Friday, June 16, 2017

The Economy: “All Hell Is Going To Break Loose In The Bond Market"

“All Hell Is Going To Break Loose In The Bond Market:
100% Proof That A Massive Economic Meltdown Is Closer Than You Think” 
By Gregory Mannarino

"This past Wednesday we heard from the Federal Reserve with regard to monetary policy, and as I predicted they did raise the federal funds rate 25 basis points however, instead of yields rising, they are dropping. More than a year and a half ago I had said publicly that the Federal Reserve's attempt at trying to normalize bond yields would backfire- and this is exactly what is happening.

It is clear to me that the Federal Reserve has absolutely lost control of what is occurring in the bond market. Remember, this is uncharted territory, we have never been here before in the history of the financial world-so the Federal Reserve actually has no idea of how the market will react in the current environment with regard to their attempt at normalizing interest rates.
Click image for larger size.
The yield curve as seen in the picture above continues to flatten out, and this trend will continue until the curve inverts. The last time the yield curve inverted, the 2008 economic meltdown occurred, and the time before that we suffered bubble meltdown.

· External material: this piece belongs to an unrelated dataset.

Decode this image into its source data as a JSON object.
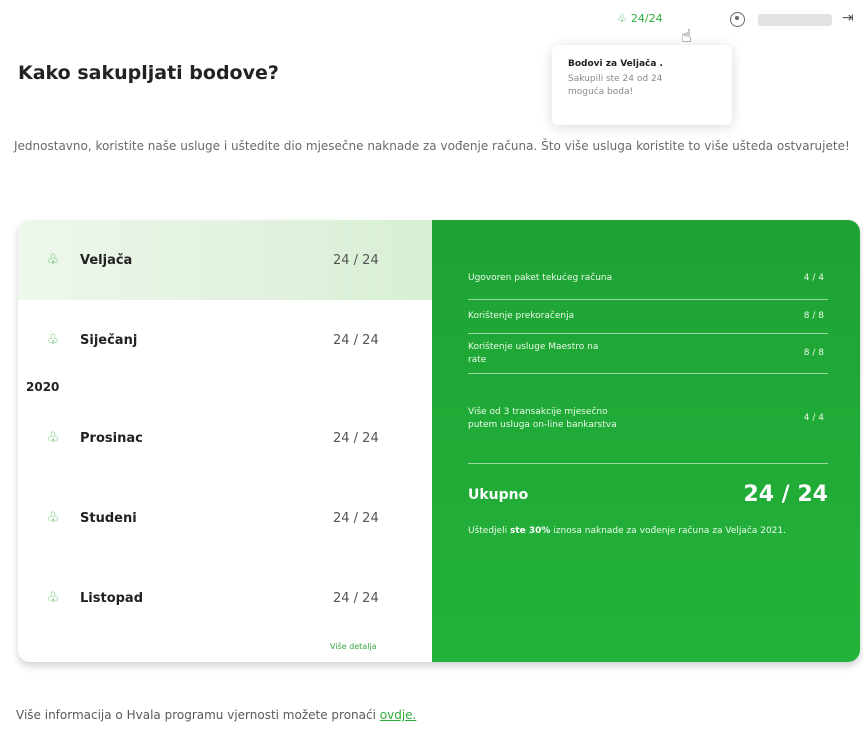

The fact is we are existing in a multiple bubble economy at this time, worse, and unlike anything which has ever been seen before. The reason why these bubbles exist is simple: the Federal Reserve has not allowed the market to do its one and only job, and that is to determine fair value.

The Federal Reserve's interest rate suppression cycle has not only allowed, but has been the driving force behind mass malinvestments across the entire spectrum of asset classes and as such, bubbles have been created. The Federal Reserve has created distortions across the spectrum of asset classes which is frankly beyond belief, worse than has ever been witnessed in the history of finance. What this means is when the yield curve inverts this time, we will experience a meltdown magnitudes greater then the 2008 crash.

The irony is just like last time, the general public has no idea of what is coming and they are just as complacent as well.

In summary. The federal reserves attempt at raising interest rates is having a paradoxical effect on the market as the yield curve continues to flatten. I fully expect the yield curve to invert in the not so distant future. What this means is we can expect a market meltdown orders of magnitude worse than the last two times we had a yield curve inversion.”